Pour leurs nombreuses heures de labeur, les esclaves avaient droit à la nourriture, au vêtement et au couvert. Le Code des Noirs prescrivait que les esclaves adultes devaient recevoir une ration hebdomadaire de deux mesures et demie de manioc ou trois de cassave et deux livres de bœuf salé ou trois de poisson. La loi cependant n'était pas observée. À St. Domingue, seulement un planteur sur quatre donnait des rations quelconques à ses esclaves. Les planteurs de la colonie française avaient adopté un système originaire du Brésil qui les déchargeait de toute responsabilité de nourrir ou vêtir leurs esclaves. Chaque famille nègre se voyait attribuer un lopin de terre où cultiver des fruits et des légumes pour sa propre consommation. Les esclaves pouvaient vendre le surplus en ville, le dimanche, et acheter de la viande, du poisson et des vêtements. Pour leur permettre de cultiver leur terre, on leur accordait le samedi et le dimanche libres. En 1782, le baron de St. Victor, qui était loin d'être un abolitionniste, écrivait : « Les trois quarts des maîtres de St. Domingue ne nourrissent pas leurs esclaves et leur volent tout le loisir que la loi leur accorde. C'est trop ! Tôt ou tard le désespoir poussera ces malheureux à bout. »

Cette prédiction se réalisa une décennie plus tard. Les nègres de St. Domingue ne se révoltèrent pas pour obtenir leur liberté, comme on le croit généralement. Au commencement de la révolte, pas même Toussaint Louverture ne croyait l'émancipation possible. Leur principale revendication était une journée supplémentaire par semaine pour cultiver leur portion de terre.

La faim sévissait tellement parmi les esclaves de St. Domingue que beaucoup passaient une partie de la nuit à errer dans la campagne à la recherche de nourriture, c’est à dire à voler les jardins des nègres des plantations voisines ou des petits fermiers blancs ou mulâtres affranchis. L'intendant Patoule écrivait au ministre de la Marine que des mesures devraient être prises pour contraindre les planteurs à nourrir leurs esclaves, ce qui « soulagerait les gens harassés et souvent ruinés par les esclaves qui volent et pillent en quête de nourriture, n'importe où ils le peuvent, parce que leurs maîtres ne les nourrissent pas. »

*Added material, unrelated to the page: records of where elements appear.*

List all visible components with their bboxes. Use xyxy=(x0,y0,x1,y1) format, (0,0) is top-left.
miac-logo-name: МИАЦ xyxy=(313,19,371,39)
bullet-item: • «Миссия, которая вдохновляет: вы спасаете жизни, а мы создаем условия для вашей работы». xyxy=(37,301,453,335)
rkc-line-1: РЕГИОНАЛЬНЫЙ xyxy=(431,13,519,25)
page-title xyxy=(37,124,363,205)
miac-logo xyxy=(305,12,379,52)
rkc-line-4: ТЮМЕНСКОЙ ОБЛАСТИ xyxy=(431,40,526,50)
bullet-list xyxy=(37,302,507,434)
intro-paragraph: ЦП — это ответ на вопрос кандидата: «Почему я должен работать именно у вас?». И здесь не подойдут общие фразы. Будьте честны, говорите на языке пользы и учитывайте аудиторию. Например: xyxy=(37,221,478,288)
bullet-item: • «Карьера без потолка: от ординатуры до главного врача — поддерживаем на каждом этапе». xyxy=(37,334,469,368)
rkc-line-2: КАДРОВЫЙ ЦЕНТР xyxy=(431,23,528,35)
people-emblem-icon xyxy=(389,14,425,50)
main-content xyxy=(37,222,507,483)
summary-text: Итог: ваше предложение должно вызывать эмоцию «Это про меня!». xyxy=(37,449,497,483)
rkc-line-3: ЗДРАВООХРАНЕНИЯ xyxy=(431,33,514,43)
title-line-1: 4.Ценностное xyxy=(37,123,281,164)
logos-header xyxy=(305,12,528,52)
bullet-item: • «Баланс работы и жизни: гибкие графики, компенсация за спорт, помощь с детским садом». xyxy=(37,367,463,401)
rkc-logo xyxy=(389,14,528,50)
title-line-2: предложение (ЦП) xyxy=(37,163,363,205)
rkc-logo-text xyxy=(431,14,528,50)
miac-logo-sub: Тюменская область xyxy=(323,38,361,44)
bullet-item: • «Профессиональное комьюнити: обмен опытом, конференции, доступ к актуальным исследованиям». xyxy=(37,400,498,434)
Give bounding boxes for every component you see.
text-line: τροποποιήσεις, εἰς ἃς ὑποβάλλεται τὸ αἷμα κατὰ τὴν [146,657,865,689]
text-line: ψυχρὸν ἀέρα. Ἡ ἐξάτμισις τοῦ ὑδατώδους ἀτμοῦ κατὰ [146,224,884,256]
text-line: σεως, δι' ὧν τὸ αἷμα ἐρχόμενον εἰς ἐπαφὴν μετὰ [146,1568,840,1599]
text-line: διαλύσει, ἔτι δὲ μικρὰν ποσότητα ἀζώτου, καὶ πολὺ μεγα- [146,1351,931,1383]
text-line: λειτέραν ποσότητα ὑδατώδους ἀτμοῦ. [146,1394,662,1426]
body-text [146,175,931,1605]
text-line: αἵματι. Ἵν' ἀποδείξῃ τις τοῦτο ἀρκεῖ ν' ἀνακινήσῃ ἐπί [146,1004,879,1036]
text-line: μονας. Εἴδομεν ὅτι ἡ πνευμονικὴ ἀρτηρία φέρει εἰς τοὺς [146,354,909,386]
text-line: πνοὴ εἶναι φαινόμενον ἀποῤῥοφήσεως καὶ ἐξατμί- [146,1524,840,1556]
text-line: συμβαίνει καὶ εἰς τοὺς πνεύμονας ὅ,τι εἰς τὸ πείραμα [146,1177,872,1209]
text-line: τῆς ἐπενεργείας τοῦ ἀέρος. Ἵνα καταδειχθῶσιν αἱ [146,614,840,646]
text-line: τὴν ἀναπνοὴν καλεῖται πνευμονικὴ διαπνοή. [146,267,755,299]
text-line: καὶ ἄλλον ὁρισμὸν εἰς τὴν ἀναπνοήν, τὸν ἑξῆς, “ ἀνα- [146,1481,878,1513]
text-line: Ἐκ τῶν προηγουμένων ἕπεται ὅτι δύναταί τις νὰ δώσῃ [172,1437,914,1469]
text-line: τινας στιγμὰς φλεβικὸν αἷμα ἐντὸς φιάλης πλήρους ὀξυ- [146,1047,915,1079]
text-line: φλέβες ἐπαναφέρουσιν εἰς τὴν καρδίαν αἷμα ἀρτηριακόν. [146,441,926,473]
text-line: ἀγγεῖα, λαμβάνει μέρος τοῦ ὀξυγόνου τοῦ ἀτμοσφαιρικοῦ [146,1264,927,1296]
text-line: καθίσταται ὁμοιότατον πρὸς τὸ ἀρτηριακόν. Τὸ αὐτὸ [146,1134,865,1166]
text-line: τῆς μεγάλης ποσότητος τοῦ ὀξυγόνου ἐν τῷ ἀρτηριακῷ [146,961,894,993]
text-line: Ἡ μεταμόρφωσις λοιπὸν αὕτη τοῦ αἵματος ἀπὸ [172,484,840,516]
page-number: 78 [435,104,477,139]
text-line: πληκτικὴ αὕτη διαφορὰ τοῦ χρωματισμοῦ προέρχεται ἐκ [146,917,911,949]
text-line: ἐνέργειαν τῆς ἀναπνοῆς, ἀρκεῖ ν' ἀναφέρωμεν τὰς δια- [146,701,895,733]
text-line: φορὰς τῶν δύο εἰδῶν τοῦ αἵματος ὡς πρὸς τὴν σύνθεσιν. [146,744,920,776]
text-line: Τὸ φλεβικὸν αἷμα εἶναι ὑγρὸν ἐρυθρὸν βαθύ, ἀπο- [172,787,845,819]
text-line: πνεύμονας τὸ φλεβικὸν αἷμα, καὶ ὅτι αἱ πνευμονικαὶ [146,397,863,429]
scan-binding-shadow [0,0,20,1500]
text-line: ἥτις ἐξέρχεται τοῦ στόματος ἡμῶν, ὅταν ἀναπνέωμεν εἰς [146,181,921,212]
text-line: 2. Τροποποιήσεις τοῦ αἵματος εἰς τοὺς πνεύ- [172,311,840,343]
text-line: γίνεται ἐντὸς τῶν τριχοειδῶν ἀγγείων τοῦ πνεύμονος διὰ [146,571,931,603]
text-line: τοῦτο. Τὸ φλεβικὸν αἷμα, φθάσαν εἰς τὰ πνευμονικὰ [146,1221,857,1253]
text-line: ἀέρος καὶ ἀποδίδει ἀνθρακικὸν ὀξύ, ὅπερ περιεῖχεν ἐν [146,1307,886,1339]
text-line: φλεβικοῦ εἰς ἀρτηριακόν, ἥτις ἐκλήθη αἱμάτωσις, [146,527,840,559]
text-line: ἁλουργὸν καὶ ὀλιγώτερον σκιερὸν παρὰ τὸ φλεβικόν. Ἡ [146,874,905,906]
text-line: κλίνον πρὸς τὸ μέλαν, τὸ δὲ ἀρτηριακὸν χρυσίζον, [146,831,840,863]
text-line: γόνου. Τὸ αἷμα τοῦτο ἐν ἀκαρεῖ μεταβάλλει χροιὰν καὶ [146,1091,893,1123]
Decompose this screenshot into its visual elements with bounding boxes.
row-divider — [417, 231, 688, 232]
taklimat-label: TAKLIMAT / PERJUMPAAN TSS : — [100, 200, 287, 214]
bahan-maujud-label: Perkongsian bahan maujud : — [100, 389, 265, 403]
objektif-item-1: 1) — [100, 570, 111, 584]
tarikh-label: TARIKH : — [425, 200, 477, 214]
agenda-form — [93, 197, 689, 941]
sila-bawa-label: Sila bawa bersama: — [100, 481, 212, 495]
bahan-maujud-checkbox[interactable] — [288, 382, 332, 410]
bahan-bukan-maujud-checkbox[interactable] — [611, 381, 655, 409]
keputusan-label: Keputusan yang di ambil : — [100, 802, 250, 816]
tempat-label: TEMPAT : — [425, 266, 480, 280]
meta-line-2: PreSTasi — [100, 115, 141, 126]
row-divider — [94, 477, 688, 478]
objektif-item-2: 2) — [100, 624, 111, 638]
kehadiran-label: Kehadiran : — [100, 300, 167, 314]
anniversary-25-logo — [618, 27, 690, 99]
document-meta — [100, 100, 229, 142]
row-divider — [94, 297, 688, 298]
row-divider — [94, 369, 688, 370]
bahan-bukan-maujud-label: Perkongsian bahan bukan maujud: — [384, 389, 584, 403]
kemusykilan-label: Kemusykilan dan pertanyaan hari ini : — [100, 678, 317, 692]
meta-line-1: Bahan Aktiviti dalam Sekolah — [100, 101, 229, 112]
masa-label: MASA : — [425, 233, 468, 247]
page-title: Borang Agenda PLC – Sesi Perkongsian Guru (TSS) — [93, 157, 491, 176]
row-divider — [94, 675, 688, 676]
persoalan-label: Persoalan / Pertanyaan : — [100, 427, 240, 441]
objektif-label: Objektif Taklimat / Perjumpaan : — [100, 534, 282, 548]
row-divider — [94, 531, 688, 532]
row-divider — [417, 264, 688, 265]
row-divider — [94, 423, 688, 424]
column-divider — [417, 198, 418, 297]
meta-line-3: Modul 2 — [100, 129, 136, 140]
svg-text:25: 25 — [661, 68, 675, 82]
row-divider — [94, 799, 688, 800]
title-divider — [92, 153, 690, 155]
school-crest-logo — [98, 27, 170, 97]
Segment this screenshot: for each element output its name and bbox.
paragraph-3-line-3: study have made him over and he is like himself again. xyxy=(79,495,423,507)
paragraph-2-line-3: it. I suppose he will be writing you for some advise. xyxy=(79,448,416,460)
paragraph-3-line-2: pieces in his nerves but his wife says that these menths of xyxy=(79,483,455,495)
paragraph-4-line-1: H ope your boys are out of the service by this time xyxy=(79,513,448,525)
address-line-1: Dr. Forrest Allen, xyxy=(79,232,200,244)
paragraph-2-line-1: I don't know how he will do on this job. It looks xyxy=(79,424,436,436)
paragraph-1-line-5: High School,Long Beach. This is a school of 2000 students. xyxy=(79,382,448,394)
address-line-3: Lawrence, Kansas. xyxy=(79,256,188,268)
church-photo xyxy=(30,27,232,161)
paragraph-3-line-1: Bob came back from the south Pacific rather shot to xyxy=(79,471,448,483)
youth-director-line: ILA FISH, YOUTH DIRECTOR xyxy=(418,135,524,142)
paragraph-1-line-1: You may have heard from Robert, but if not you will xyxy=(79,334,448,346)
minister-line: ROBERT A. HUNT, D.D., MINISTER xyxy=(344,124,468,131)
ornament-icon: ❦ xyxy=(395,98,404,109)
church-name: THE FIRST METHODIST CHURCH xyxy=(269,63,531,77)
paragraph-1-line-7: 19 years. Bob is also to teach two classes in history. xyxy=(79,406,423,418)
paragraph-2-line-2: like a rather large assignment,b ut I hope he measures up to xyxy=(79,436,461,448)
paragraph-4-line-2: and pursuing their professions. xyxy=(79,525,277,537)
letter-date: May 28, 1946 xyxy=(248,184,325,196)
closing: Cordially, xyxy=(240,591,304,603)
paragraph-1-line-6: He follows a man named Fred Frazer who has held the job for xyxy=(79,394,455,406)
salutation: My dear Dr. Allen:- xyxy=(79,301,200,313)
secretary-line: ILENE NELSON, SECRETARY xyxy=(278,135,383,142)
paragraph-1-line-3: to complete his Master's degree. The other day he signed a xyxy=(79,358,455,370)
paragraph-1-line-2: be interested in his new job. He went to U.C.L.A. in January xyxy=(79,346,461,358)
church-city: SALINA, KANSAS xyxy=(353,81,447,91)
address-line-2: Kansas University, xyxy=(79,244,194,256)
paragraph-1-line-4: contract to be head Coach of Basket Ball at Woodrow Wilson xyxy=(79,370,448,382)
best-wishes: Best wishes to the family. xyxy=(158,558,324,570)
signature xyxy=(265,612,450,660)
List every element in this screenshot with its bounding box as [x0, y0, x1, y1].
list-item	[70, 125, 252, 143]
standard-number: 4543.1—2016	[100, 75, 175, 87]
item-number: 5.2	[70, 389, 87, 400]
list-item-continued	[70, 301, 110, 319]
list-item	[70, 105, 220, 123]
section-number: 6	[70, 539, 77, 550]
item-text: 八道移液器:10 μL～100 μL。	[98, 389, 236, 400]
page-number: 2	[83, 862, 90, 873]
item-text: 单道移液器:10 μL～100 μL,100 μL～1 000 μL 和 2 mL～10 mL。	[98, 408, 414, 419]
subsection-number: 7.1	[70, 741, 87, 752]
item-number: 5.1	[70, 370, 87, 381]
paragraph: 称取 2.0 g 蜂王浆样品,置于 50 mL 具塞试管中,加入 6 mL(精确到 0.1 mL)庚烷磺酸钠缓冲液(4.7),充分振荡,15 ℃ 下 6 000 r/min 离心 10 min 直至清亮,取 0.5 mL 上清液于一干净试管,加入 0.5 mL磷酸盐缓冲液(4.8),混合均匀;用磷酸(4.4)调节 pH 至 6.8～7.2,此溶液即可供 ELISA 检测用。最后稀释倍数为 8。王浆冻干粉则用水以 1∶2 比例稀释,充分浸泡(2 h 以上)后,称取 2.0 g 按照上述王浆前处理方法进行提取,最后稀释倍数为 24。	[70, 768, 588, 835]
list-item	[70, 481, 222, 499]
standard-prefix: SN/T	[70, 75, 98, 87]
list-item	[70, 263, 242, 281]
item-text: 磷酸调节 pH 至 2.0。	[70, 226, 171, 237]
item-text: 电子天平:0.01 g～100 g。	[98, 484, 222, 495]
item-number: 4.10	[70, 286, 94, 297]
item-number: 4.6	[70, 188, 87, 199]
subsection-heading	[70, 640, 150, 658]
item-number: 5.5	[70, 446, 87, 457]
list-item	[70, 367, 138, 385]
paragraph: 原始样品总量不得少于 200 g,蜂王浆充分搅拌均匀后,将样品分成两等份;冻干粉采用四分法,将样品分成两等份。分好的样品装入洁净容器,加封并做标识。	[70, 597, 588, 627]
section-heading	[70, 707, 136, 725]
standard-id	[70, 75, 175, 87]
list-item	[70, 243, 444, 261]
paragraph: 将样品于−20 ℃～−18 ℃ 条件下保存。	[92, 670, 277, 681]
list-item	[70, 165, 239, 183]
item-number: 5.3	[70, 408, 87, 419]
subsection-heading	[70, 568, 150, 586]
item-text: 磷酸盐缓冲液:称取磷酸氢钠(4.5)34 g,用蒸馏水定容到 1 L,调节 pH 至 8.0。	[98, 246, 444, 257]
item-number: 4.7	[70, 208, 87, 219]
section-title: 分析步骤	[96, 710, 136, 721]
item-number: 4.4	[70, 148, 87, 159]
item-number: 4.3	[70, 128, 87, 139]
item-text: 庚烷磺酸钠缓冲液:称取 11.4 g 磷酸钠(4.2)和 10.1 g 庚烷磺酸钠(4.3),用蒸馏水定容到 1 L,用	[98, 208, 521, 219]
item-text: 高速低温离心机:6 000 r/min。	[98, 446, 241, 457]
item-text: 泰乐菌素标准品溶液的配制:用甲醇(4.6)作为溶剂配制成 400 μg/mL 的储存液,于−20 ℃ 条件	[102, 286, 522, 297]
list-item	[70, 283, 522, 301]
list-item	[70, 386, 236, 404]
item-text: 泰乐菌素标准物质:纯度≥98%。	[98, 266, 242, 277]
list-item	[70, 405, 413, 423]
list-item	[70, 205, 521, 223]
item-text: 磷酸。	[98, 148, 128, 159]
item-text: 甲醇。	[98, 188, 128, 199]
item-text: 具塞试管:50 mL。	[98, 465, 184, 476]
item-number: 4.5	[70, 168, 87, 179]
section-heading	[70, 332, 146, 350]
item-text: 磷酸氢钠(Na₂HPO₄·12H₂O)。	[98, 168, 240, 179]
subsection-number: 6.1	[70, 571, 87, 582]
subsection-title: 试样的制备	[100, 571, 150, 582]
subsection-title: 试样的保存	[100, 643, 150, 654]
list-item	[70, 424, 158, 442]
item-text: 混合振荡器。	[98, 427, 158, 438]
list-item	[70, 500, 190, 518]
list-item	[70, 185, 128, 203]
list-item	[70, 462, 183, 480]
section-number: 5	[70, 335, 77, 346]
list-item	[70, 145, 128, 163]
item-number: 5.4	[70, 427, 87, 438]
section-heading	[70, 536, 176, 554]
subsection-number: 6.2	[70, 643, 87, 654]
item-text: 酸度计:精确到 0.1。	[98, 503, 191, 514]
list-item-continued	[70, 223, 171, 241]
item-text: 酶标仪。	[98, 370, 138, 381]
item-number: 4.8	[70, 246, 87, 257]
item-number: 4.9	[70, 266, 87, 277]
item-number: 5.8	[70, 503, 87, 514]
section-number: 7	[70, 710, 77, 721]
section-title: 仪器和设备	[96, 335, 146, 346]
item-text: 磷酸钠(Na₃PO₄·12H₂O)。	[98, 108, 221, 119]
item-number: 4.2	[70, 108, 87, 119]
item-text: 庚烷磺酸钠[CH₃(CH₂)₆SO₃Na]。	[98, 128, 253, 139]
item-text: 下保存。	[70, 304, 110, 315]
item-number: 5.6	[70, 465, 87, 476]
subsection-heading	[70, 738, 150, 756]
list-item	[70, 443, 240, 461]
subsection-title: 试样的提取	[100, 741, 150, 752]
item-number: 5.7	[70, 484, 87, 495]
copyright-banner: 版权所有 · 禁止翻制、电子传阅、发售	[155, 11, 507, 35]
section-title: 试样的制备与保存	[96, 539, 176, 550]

Un témoignage devant la Commission d’enquête révèle que dans les Antilles britanniques, ceux qui étaient trop vieux pour travailler « n'avaient pour seule nourriture que ce qu'ils pouvaient obtenir de membres éventuels de leur famille. » On ne peut guère croire qu’à St. Domingue, où même les esclaves valides n’étaient pas nourris, les choses aient pu être différentes. La prétention des planteurs que les esclaves étaient et respectés dans l'infirmité de leurs vieux jours s'inscrirait, si elle était vraie, au crédit des familles de vieux esclaves, mais guère à celui des propriétaires d'esclaves. Il s'est de même avéré que beaucoup de planteurs ne se souciaient guère d’avoir des esclaves tellement inutiles et « les chassaient pour qu'ils aillent piller, mendier ou voler. »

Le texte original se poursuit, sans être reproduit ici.